Rowan RTF students, grads win big at BEA

Rowan RTF students, grads win big at BEA

Rowan RTF students, grads win big at BEA

Rowan Today, March 26, 2019

In what is fast becoming a rite of spring, when the Broadcast Education Association announces winners for its annual Festival of Media Arts, Rowan students, and alumni are on the list!

BEA, which for the second year in a row named a Rowan project first place in the Narrative Category for the Student Film & Video Competition, will also honor Rowan documentary filmmaking and radio broadcasting when it holds its annual conference in Las Vegas April 6-9.

Rowan student filmmakers who will be recognized this year include 1st place winners Shannon Farrell, April Spotts, Chris Walega and David Gutentag for the narrative film Midnight Broadcast, which was developed and produced in Associate Professor Jonathan Mason’s Advanced Film Production course.

Peter Chamalian, Tyler Kubicz, Montana Marose and David Gutentag will receive 3rdplace honors in the long form video or film documentary category for Reberth, which was developed and produced in Associate Professor Diana Nicolae’s Documentary Production class.

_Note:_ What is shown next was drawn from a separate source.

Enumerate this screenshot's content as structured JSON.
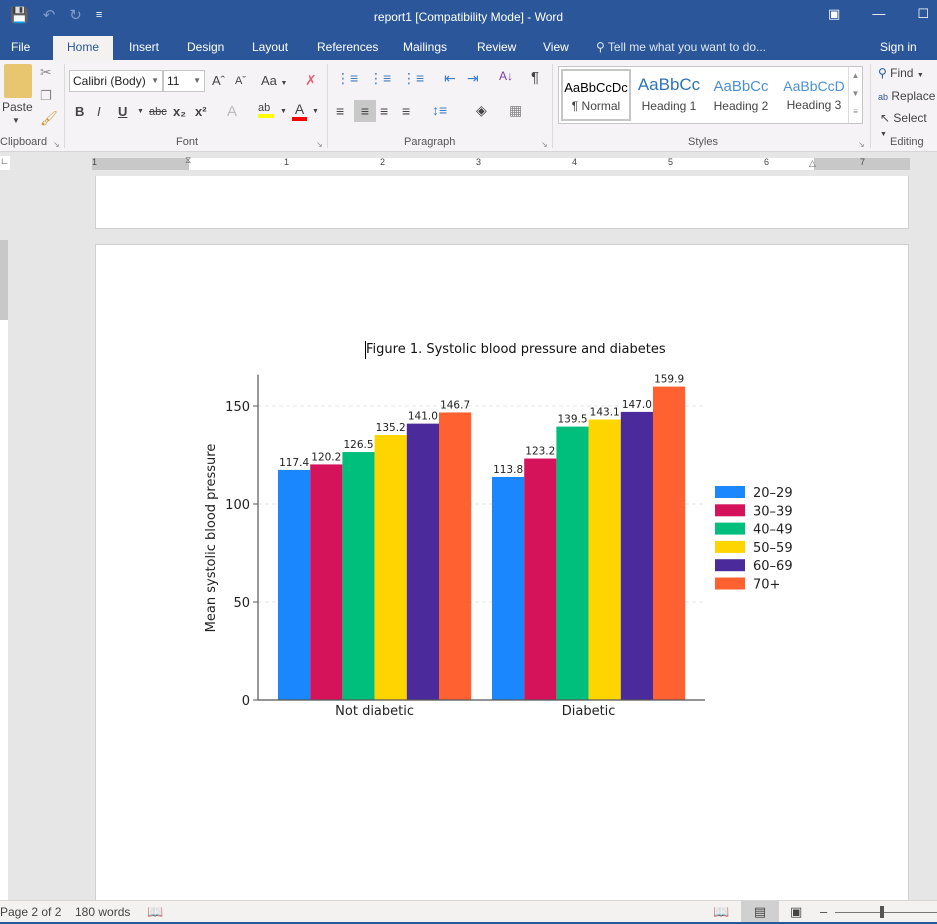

In the Student Audio Competition,  Air Personality Category, Damara Peraino will receive the Award of Excellence for Rowan Radio 89.7 WGLS-FM's Satin Nights as well as 1st place honors in the Specialty Program Category for Control Q Dreaming.

Keith Brand, chair of the department of Radio, Television & Film within the College of Communication & Creative Arts, said the BEA affirms what generations of students, graduates and employers already know – Rowan is serious about results.

"These projects were judged by faculty from colleges and universities across the country, evaluated with work from some of the best media programs in the U.S.,” he said. “In addition to the recognition, this gives our students an important and distinctive item to include on their post-graduation resume."

Brand noted that students completed Reberth and Midnight Broadcast in senior level classes in film and video production.

Both now screening on the festival circuit, Rebirth was named Best Short Documentary in the Student category at the Atlantic City Film Festival and earned 2nd place honors at the prestigious national College Broadcaster’s Inc. festival. The film depicts a Grand Cayman Island development project that could benefit the island economically but may imperil its endangered marine ecosystem.

With Midnight Broadcast, Mason said, “the students explored the visual tropes of 1980s John Carpenter-style horror movies, paying homage to the genre through choices in stylized cinematography, understated acting, tension/release in sound design, and use of the emblematic synthesizer score.

The plot of the 12-minute film, which was completed in Spring 2018, plays on a classic narrative device – the radio drama – and that’s clear in promotional materials:

Alone at home, Aria must overcome her fear of an insidious radio drama when it comes to life around her. 

Farrell, a 2018 RTF graduate from Ocean City, served as producer and post-production supervisor for the project.

“The goal of this class was to replicate as closely as possible the experience of making a short film in the field,” she said. “In class we did pre-production and production including all of the organizing and preparing. The script was written over the summer but we did script revisions, came up with the shot list, the set, wardrobe, lighting plan, auditions and casting.”

With her varied education – Farrell double majored in RTF and writing arts and earned a minor in biology – she believes her career options are broad but sees her work on Midnight Broadcast as a major college milestone.

“We made an entire film from scratch,” she said. “That experience was valuable for everyone.”